A proposal that's aggressively going after sugary drinks is being looked at in the house and senate.
State lawmakers are considering taxing sodas, certain juices and energy drinks a penny per ounce.
On Tuesday, at the Shell gas station on Capitol Avenue, some drinks were two for $3, with a tax of 6.25 percent, and a bottle deposit of $0.05.
But soon, the 24 ounce bottles could cost an extra $0.24.
Anthony Santiago loves his Gatorade.
“I'd still pay for it, I'd be a little bothered, but I'd still pay for it,” Santiago said.
It's an aggressive tax that's been adopted in Philadelphia and Berkeley, California.
Dr. Daniel Long from Connecticut Voices for Children, said the tax could help the state's bottom line, immediately.
“It will produce revenue gains of $85 to 141 million a year,” Long said.
That money would go towards education programs. He also said it would save the state millions down the line as well by tackling the childhood obesity epidemic now.

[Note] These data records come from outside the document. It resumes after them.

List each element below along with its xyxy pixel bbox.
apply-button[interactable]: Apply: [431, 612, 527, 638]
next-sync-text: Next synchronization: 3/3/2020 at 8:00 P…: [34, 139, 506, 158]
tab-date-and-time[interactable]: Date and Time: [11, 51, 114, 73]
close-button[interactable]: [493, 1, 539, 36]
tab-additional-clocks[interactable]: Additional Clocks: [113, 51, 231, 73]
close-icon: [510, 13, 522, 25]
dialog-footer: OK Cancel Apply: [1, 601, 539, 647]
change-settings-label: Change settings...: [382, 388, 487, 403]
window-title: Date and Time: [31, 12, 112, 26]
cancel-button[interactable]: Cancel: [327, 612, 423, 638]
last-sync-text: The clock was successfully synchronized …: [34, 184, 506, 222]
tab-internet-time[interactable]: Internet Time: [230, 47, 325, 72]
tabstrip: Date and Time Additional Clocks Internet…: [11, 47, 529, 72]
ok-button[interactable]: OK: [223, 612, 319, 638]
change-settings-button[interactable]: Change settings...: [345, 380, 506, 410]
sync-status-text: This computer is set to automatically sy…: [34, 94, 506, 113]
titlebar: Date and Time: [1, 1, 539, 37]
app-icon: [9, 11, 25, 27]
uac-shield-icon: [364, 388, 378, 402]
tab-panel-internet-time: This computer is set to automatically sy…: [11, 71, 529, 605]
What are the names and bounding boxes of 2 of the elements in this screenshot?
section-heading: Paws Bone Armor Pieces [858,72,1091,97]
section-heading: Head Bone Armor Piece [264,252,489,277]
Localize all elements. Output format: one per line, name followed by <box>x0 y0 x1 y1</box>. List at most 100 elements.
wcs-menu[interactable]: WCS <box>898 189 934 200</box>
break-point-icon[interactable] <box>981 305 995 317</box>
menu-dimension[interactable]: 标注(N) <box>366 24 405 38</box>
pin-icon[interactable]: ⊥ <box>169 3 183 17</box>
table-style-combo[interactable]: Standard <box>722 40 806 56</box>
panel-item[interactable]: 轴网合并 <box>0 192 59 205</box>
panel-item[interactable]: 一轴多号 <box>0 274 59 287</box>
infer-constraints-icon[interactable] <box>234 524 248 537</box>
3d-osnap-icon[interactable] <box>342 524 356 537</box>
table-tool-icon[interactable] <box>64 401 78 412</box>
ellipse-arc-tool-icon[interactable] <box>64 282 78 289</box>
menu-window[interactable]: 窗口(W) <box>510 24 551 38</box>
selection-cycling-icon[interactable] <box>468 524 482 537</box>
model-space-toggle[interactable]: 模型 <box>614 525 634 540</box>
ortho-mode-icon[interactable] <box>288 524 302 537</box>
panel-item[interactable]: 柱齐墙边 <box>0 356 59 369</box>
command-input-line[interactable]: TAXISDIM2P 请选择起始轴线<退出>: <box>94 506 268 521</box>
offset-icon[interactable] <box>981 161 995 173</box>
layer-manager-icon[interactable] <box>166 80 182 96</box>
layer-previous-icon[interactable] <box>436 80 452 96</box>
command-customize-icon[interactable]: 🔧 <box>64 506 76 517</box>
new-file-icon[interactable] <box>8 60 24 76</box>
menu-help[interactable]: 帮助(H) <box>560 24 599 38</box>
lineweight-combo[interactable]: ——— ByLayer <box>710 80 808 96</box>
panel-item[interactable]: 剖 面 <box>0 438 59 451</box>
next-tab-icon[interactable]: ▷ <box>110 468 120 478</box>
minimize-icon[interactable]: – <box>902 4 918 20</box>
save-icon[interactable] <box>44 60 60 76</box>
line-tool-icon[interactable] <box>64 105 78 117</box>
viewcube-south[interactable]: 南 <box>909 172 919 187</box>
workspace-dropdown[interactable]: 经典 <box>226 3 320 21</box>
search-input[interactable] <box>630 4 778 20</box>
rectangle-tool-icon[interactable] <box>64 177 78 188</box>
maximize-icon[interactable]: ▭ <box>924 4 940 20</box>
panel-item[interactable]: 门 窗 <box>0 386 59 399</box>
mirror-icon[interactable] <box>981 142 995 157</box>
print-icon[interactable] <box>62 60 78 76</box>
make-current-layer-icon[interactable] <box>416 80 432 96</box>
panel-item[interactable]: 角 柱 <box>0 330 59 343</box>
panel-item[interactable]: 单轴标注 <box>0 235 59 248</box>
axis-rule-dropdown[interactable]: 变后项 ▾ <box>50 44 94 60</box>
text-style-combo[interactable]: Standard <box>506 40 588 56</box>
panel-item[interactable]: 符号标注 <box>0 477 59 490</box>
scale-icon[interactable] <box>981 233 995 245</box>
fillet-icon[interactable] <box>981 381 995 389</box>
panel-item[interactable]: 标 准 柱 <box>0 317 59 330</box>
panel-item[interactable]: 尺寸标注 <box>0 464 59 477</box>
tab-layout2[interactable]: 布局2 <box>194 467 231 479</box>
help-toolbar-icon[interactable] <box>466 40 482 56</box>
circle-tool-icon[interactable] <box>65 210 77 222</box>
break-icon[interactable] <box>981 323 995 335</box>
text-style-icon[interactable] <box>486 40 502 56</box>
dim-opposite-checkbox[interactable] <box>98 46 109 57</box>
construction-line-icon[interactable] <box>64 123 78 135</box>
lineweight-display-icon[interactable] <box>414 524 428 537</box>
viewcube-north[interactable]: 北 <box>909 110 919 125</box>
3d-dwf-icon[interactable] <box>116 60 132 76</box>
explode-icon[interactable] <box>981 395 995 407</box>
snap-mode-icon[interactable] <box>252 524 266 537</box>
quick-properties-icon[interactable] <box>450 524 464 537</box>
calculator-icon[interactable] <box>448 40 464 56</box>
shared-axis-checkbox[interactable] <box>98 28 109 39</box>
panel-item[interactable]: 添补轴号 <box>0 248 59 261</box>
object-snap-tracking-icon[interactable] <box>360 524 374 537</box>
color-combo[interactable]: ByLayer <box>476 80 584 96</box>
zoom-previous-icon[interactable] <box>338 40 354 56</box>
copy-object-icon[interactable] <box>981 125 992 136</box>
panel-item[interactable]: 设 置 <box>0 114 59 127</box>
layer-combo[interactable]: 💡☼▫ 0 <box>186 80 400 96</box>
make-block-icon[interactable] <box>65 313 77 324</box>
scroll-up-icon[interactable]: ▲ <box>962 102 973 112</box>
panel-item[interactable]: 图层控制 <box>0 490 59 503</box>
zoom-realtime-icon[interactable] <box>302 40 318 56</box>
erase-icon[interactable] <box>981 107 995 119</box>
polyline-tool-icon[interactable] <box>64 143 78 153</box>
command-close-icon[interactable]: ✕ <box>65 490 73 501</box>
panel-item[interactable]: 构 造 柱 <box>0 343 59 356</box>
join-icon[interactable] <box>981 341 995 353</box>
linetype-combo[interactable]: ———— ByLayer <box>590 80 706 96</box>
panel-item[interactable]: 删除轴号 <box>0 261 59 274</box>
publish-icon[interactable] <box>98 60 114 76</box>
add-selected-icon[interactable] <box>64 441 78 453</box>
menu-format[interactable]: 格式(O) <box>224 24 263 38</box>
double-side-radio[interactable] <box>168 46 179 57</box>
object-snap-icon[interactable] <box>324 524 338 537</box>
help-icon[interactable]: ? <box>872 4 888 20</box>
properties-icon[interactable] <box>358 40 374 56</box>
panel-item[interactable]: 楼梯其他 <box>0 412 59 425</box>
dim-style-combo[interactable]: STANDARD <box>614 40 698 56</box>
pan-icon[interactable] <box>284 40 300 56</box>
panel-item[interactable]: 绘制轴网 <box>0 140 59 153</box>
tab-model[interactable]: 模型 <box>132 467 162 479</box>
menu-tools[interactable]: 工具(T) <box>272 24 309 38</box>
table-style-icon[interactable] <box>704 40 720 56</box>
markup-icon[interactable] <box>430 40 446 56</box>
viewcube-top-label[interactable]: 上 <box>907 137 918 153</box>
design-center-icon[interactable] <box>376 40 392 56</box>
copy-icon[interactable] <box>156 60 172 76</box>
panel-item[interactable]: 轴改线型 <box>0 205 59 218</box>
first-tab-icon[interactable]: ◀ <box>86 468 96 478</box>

“Statewide, over the lifetime of children and youth, ends up being $800 million in health costs, which could be prevented or at least reduced,” Long said.
Sodas, lemonades, juices and energy drinks would all be taxed. Chocolate milk, 100 percent juices wouldn't be.
“Here in Connecticut, if it moves, folks in the building, the legislature, try to tax it,” said State Rep. Jason Perillo (R-Shelton).
He said the state is desperately trying to get money any way it can, and points to what's happening in Philadelphia as a reason why this isn't the solution.
“They implemented this tax. The revenue just wasn't there and Teamsters ended up losing their jobs because people weren't buying as much soda,” Perillo said.
Right now, this is just a proposal.
Lawmakers sponsoring this would like to see it enacted by July 1, but there's no firm date on a vote.